Probabilistic Rainfall Downscaling: Joint Generalized Neural Models with Censored Spatial Gaussian Copula
David Huk, Rilwan A. Adewoyin, Ritabrata Dutta.
Year: 2026, Volume: 27, Issue: 60, Pages: 1−46
Abstract
A novel approach for generating conditional probabilistic rainfall downscaling at finer scales from deterministic weather variables at coarser scales with temporal and spatial dependence is introduced. A two-step procedure is employed. Firstly, marginal location-specific distributions are jointly modelled conditional on the deterministic coarse weather variables. Secondly, a spatial dependency structure is learned to ensure spatial coherence among these distributions. To learn marginal distributions over rainfall values, we introduce joint generalised neural models that expand generalised linear models with a deep neural network architecture to jointly fit parameters of the distributions. The spatial dependency structure is modelled using a censored latent Gaussian copula leveraging the underlying spatial structure.

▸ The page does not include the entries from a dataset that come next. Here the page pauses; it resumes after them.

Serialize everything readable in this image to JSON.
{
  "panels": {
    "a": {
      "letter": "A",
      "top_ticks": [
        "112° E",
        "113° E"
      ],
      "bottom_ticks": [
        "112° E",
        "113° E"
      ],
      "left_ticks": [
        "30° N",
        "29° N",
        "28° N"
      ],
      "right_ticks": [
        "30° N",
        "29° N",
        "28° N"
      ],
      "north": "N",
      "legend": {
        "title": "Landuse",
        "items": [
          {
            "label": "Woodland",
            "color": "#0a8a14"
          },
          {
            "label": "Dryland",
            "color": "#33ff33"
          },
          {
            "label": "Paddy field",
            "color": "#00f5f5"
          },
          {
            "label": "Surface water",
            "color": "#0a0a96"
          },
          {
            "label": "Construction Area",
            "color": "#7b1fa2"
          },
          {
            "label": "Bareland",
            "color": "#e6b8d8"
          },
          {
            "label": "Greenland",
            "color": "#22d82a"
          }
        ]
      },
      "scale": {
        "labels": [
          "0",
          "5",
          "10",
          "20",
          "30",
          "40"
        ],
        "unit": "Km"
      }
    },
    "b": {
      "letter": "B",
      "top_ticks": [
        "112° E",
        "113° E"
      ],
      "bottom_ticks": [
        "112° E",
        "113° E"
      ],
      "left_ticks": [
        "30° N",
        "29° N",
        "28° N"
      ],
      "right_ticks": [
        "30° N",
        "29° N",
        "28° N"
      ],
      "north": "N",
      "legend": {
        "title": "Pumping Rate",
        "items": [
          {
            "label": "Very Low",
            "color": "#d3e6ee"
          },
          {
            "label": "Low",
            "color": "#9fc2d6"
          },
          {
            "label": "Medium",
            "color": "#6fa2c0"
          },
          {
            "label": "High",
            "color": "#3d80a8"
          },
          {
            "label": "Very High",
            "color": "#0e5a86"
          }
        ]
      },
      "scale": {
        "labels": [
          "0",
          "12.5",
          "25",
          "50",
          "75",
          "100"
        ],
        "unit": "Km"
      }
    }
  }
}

We construct a distance matrix between locations, transformed into a correlation matrix by a Gaussian Process Kernel depending on a small set of parameters. To estimate these parameters, we propose a general framework for the estimation of latent Gaussian copulas employing scoring rules as a measure of divergence between distributions. Uniting our two contributions, namely the joint generalised neural model and the censored latent Gaussian copulas into a single model, our probabilistic approach provides downscaled rainfall. We demonstrate its efficacy using a large UK data set, outperforming existing methods.